I’m beginning to believe Bernie Sanders can win the Democratic nomination and then the presidency.
Sunday night, January 17th, I watched the Democratic presidential debates with my wife, a Hillary Clinton supporter, and stepson, an Edward Snowden fan. After two hours – of a real debate – they concluded Bernie Sanders had won. (That was the critical consensus.)
Since Bernie announced his candidacy, I’ve been torn. On the one hand, I’ve long admired Sanders. It’s hard not to respect someone who was born the same year that I was and has paid his dues as a liberal activist and politician. On the other hand, I feel it’s time for a woman to be President and I like Hillary. And, given the slate of truly dreadful candidates, any Democrat is preferable to whomever the GOP eventually nominates.
For the past eight months I’ve told anyone who asked me, “I believe Hillary will win the Democratic nomination. But, Bernie’s candidacy serves a useful purpose: it will push Hillary to the left.” Meanwhile, the contest exposed Clinton’s weaknesses and demonstrated Sanders can harness the energy of the “activist” part of the Democratic base.
On issues such as economic justice, environmental sanity, and racial equality, there’s no doubt Hillary has a liberal perspective and is miles apart from any Republican presidential candidate. And, of course, on gender equity and reproductive justice, Clinton is on a different planet than are Trump, Cruz, et al.
Nonetheless, my decision whom to support for the Democratic nomination does not come down to policies or gender or age (although in an ideal campaign I would prefer to support a younger progressive woman); it’s refusing to be satisfied with the Democratic Party “business as usual” process.
There’s two wings of the Democracy Party: an activist wing filled with “do gooders” who, each day, slog through the peace and justice trenches taking on issue after issue. And an establishment wing composed of “people of privilege,” the Democratic portion of “the one percent.”
The two wings co-exist, but they have different access to the leaders of the Democratic Party. When Obama was in San Francisco more than a year ago, Dems demonstrated against approval of the Keystone XL pipeline; but wealthy activist Tom Steyer got to the President when Steyer hosted a democratic fundraiser.
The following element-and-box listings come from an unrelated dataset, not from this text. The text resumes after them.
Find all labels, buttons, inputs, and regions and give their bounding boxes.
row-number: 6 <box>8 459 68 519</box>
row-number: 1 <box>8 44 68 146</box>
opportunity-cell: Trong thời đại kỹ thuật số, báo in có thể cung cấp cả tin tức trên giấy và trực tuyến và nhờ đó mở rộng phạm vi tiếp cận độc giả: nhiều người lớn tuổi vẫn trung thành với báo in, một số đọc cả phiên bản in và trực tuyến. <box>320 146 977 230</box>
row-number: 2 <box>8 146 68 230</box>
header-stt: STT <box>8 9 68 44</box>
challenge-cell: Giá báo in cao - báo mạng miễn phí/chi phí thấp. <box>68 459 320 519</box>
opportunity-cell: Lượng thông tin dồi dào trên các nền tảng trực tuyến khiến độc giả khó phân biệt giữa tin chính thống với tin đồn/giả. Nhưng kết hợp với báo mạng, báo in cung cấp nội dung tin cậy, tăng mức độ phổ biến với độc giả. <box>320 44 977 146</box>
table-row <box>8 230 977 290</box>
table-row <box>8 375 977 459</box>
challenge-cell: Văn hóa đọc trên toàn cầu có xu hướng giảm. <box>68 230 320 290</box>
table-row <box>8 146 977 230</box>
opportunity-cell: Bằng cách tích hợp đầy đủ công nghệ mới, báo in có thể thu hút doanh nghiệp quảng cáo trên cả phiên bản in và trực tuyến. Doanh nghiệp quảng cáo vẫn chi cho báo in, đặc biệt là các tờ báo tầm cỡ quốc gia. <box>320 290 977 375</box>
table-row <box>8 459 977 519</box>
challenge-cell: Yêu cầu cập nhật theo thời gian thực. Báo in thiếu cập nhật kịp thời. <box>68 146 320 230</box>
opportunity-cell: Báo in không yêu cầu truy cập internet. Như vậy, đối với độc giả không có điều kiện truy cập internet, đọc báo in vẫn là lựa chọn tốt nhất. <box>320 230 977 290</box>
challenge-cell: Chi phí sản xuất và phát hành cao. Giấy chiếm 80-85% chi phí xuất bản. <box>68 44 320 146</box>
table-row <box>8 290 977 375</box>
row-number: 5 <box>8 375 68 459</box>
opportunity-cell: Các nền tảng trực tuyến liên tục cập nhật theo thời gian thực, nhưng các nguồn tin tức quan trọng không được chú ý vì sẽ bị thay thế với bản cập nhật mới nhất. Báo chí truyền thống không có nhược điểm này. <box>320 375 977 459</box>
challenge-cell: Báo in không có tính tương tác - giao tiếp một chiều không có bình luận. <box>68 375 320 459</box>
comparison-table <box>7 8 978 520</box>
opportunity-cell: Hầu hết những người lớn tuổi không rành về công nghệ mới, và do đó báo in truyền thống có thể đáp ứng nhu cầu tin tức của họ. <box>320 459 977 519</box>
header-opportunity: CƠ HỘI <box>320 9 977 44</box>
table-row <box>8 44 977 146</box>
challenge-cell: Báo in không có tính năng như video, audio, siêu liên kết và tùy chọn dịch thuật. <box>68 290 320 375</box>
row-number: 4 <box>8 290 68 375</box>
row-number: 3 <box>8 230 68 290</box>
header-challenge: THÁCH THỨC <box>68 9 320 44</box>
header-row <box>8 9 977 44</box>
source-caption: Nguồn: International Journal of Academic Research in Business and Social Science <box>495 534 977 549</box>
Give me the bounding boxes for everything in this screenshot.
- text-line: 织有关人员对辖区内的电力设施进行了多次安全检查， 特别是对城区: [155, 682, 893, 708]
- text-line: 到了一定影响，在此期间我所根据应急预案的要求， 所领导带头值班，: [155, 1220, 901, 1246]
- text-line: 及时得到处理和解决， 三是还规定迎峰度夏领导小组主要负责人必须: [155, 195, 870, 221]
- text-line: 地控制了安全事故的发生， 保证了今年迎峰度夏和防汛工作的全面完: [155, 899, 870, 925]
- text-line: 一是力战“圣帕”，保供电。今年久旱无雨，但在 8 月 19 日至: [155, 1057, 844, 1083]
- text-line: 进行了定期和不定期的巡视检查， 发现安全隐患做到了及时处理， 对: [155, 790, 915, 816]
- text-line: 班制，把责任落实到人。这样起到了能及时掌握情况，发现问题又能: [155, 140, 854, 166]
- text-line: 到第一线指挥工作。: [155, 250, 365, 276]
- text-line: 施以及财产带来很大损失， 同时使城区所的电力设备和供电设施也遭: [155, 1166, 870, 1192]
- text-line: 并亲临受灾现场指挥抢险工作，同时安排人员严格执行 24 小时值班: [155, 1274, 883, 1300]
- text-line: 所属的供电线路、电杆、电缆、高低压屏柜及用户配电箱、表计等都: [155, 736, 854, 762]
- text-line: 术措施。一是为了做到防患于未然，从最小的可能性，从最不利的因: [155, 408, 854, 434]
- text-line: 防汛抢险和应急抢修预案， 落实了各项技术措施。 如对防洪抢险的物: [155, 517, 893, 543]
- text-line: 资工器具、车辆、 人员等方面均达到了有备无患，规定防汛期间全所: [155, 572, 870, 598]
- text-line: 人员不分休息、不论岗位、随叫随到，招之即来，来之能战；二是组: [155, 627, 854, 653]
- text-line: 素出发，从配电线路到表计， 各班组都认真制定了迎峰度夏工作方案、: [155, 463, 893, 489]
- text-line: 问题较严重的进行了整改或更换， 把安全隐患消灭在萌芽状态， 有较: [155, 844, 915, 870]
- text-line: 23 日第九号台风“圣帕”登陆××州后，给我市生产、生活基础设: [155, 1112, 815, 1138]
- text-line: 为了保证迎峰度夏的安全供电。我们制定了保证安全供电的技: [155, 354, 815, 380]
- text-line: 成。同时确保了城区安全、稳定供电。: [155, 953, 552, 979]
In 2016, Bernie represents the activists and Hillary the establishment. On May 6th, when I saw Hillary in San Francisco, she talked about the role of money in American politics, “fixing our dysfunctional political system and getting unaccountable money out of it even if that takes a constitutional amendment.” However, since then Hillary has run as an establishment Democrat. Bernie Sanders has made money in politics his central issue.
In the January 17th debate, Sanders pounded on this theme: “we have a corrupt campaign finance system where millionaires and billionaires are spending extraordinary amounts of money to buy elections.” When each candidate was asked what she or he would do to bring the country together, Bernie replied, “The real issue is that Congress is owned by big money and refuses to do what the American people want them to do.”
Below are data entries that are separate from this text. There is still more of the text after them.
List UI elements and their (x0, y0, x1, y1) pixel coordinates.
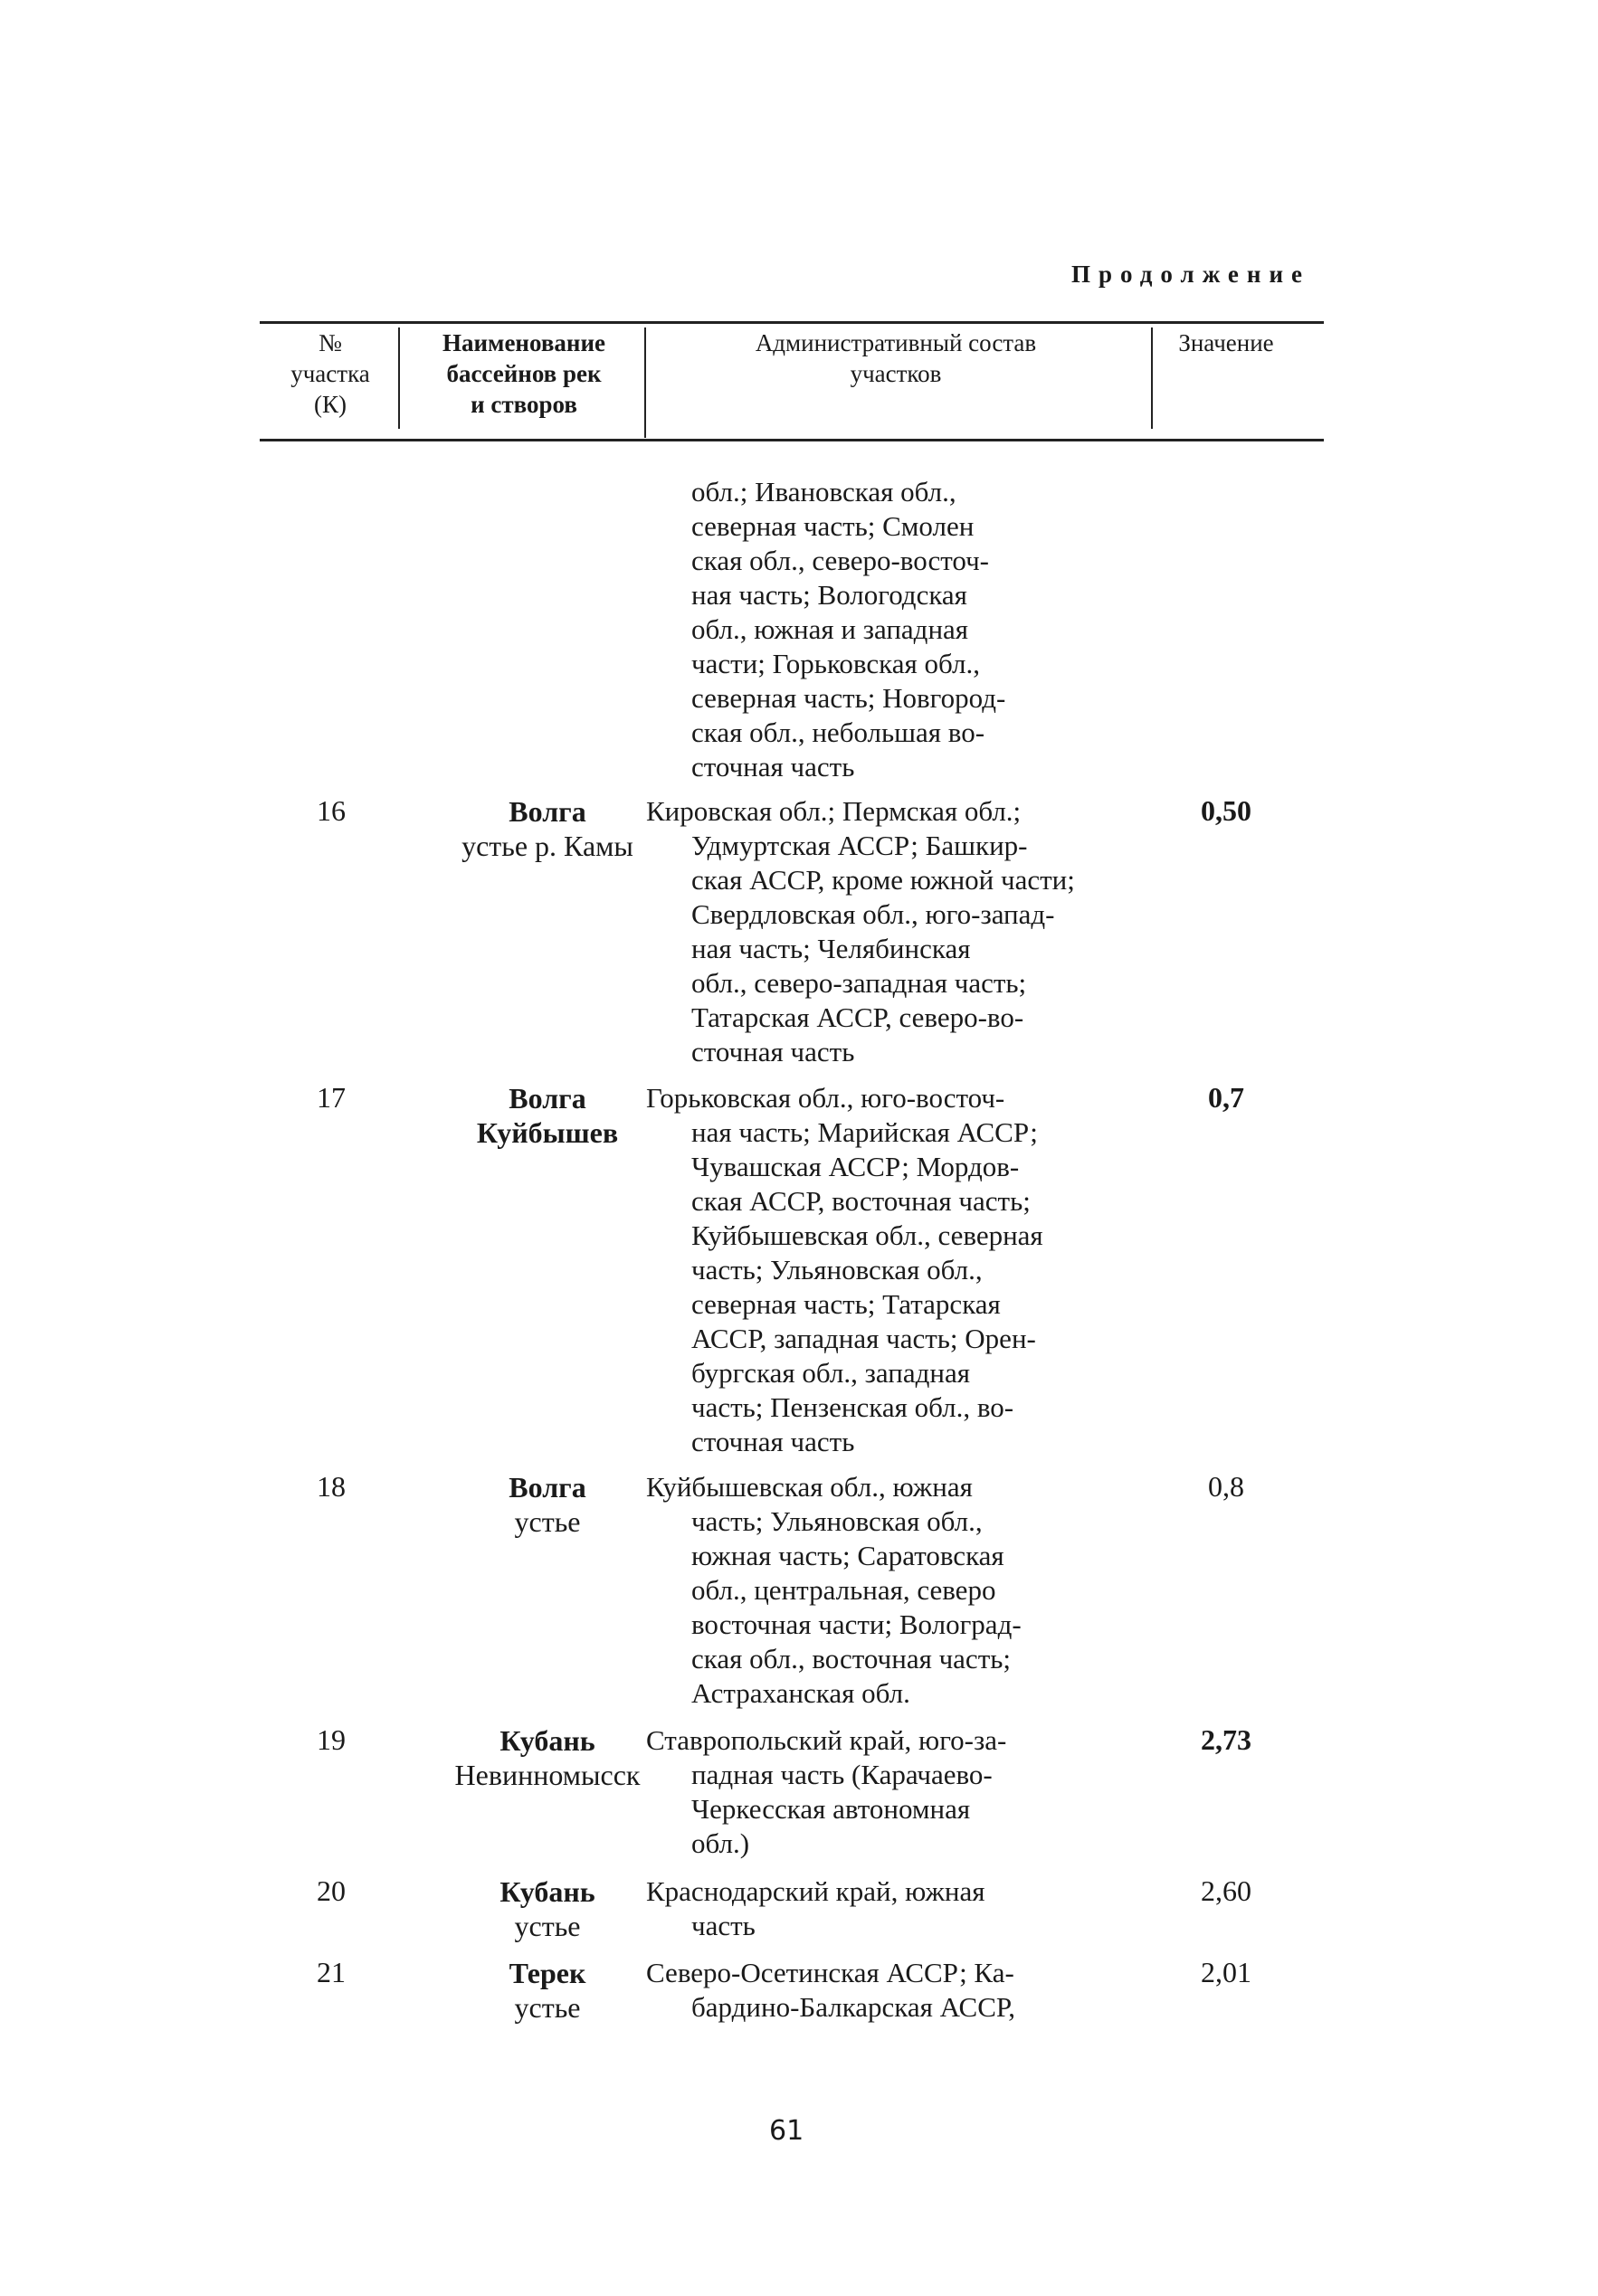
row-number: 16 (317, 794, 346, 827)
river-name: Волга (509, 795, 586, 828)
header-divider (398, 327, 400, 429)
gauge-name: устье (514, 1991, 581, 2024)
gauge-name: устье р. Камы (461, 830, 633, 862)
river-name: Кубань (499, 1875, 595, 1908)
basin-name (434, 794, 661, 863)
basin-name (434, 1956, 661, 2025)
admin-composition: Краснодарский край, южная часть (646, 1875, 985, 1941)
value: 0,50 (1201, 794, 1251, 827)
admin-composition: Северо-Осетинская АССР; Ка- бардино-Балкарская АССР, (646, 1957, 1015, 2023)
river-name: Терек (509, 1957, 586, 1989)
row-number: 17 (317, 1081, 346, 1114)
gauge-name: устье (514, 1910, 581, 1942)
table-header-bottom-rule (260, 439, 1324, 441)
page-number: 61 (769, 2115, 804, 2147)
admin-composition: Кировская обл.; Пермская обл.; Удмуртская АССР; Башкир- ская АССР, кроме южной части; Свердловская обл., юго-запад- ная часть; Челябинская обл., северо-западная часть; Татарская АССР, северо-во- сточная часть (646, 795, 1075, 1067)
header-col-basin: Наименование бассейнов рек и створов (442, 329, 605, 418)
header-col-admin: Административный состав участков (755, 329, 1037, 387)
admin-composition: Ставропольский край, юго-за- падная часть (Карачаево- Черкесская автономная обл.) (646, 1724, 1007, 1859)
row-number: 18 (317, 1470, 346, 1503)
basin-name (434, 1723, 661, 1792)
continuation-label: Продолжение (1071, 261, 1310, 288)
table-top-rule (260, 321, 1324, 324)
row-number: 20 (317, 1874, 346, 1907)
admin-composition: Горьковская обл., юго-восточ- ная часть; Марийская АССР; Чувашская АССР; Мордов- ская АССР, восточная часть; Куйбышевская обл., северная часть; Ульяновская обл., северная часть; Татарская АССР, западная часть; Орен- бургская обл., западная часть; Пензенская обл., во- сточная часть (646, 1082, 1043, 1457)
header-divider (1151, 327, 1153, 429)
value: 2,01 (1201, 1956, 1251, 1988)
value: 2,73 (1201, 1723, 1251, 1756)
river-name: Волга (509, 1082, 586, 1115)
basin-name (434, 1081, 661, 1150)
value: 0,8 (1208, 1470, 1244, 1503)
value: 2,60 (1201, 1874, 1251, 1907)
river-name: Кубань (499, 1724, 595, 1757)
admin-composition: Куйбышевская обл., южная часть; Ульяновская обл., южная часть; Саратовская обл., центральная, северо восточная части; Волоград- ская обл., восточная часть; Астраханская обл. (646, 1471, 1022, 1709)
gauge-name: устье (514, 1505, 581, 1538)
basin-name (434, 1470, 661, 1539)
gauge-name: Невинномысск (454, 1759, 641, 1791)
basin-name (434, 1874, 661, 1943)
row-number: 19 (317, 1723, 346, 1756)
header-col-number: № участка (К) (290, 329, 370, 418)
value: 0,7 (1208, 1081, 1244, 1114)
header-col-value: Значение (1178, 329, 1274, 356)
row-number: 21 (317, 1956, 346, 1988)
carryover-admin: обл.; Ивановская обл., северная часть; Смолен ская обл., северо-восточ- ная часть; Вологодская обл., южная и западная части; Горьковская обл., северная часть; Новгород- ская обл., небольшая во- сточная часть (691, 476, 1006, 783)
river-name: Волга (509, 1471, 586, 1504)
gauge-name: Куйбышев (476, 1116, 619, 1149)
header-divider (644, 327, 646, 438)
When asked about his Wall Street policy, Bernie Sanders responded:
The first difference [between him and Clinton] is I don’t take money from big banks. I don’t get personal speaking fees from Goldman Sachs… But here is the issue, Secretary [Clinton] touched on it, can you really reform Wall Street when they are spending millions and millions of dollars on campaign contributions and when they are providing speaker fees to individuals? [$600,00 to Clinton in one year.]
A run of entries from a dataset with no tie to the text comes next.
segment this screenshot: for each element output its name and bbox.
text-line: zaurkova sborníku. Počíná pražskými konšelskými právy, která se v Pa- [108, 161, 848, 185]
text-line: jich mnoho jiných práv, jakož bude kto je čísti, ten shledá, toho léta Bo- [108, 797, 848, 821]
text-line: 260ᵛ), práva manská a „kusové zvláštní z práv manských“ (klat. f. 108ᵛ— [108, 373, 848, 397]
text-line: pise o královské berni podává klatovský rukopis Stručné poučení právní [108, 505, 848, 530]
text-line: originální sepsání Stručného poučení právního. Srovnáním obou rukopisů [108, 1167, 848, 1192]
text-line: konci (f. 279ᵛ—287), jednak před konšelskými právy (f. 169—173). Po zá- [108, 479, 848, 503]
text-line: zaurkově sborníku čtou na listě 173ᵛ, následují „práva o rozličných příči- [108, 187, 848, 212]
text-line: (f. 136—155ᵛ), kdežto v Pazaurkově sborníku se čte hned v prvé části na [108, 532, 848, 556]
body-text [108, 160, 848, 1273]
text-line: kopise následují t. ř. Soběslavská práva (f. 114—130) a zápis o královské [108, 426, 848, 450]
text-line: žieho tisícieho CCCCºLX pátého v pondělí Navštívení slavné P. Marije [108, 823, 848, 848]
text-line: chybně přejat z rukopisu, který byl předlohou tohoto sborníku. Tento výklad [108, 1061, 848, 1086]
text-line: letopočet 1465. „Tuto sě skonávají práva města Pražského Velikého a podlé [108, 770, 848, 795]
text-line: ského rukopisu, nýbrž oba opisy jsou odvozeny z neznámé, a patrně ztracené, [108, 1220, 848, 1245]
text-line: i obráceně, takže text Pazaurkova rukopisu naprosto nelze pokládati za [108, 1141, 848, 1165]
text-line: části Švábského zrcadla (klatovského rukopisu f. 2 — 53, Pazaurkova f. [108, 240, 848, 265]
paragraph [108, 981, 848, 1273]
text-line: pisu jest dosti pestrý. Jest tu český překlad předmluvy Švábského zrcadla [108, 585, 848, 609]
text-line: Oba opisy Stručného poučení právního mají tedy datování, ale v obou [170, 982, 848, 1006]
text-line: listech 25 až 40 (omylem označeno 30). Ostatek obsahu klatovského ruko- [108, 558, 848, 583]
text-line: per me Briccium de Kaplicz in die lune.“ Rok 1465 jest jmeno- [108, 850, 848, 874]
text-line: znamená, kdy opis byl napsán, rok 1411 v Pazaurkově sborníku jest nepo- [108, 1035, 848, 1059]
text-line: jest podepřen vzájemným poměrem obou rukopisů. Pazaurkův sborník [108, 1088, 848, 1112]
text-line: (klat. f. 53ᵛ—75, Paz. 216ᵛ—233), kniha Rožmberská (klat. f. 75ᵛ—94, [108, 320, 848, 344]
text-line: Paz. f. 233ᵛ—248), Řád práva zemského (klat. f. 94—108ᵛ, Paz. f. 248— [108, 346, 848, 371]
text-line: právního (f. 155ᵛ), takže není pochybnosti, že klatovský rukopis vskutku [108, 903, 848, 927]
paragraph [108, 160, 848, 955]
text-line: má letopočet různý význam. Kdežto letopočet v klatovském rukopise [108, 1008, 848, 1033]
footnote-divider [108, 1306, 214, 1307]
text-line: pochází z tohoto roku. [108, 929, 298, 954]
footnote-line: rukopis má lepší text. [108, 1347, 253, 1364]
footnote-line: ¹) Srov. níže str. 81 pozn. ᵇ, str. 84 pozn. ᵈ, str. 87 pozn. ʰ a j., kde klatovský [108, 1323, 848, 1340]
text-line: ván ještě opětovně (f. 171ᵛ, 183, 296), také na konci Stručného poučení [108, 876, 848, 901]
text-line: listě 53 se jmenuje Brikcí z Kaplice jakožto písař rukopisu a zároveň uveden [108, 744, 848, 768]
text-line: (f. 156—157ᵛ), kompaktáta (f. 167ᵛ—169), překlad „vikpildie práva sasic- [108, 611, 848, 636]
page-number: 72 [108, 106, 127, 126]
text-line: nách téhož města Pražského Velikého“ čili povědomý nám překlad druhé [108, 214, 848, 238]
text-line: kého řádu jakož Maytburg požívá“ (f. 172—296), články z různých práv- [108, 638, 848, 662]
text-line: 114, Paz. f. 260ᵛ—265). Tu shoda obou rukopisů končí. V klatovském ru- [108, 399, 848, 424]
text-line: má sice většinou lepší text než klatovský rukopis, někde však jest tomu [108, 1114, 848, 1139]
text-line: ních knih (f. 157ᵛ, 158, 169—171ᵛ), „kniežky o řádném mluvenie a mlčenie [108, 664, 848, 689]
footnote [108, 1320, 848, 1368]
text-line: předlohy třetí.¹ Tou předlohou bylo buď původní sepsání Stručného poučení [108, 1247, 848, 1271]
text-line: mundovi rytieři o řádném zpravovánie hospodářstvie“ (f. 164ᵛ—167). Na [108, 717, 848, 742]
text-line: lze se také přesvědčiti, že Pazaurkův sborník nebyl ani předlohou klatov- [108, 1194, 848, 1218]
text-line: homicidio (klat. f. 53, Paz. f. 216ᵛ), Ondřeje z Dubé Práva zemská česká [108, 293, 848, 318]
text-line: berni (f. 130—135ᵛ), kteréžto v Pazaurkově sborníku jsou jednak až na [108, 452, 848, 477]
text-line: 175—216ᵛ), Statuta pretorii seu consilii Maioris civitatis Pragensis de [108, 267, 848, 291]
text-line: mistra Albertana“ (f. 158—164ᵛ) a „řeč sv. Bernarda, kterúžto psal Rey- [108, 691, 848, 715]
In 2016, Hillary Clinton is running the same campaign as Barack Obama in 2008. Obama was an establishment Democrat, a person of privilege, running on progressive policies but not addressing the issue of money in politics.
Clinton has three weaknesses: First, she does not have a central campaign theme, a core message. (On Sunday night she offered, “I want to be a president who takes care of the big problems and the problems that are affecting the people of our country everyday.”)
Second, she’s identified as a Washington insider. Likely Republican nominee, Donald Trump, has surged to the lead of the Republican pack by running as an outsider. He’s effectively channeled voters’ anger at Washington by positioning himself as a maverick who doesn’t need to accept contributions from big money. If Clinton were the Democratic nominee, Trump could attack her as part of the Washington establishment and as someone beholden to big money.
Finally, a lot of voters don’t like Hillary Clinton. The latest national poll shows Sanders up 15 points in a head-to-head contest with Trump. Clinton is up only 10 points.
Sanders does better against Trump because he has better favorability ratings. (Trump and Clinton are negative.)
Don’t misunderstand me. If Hillary Clinton is the Democratic nominee then I will support her. But now that I think Bernie Sanders has a chance to win the nomination, I’m going to push him (even if he is an old white guy) because he’s got a winning message, strong progressive values; and is most likely to ignite the Democratic activist base.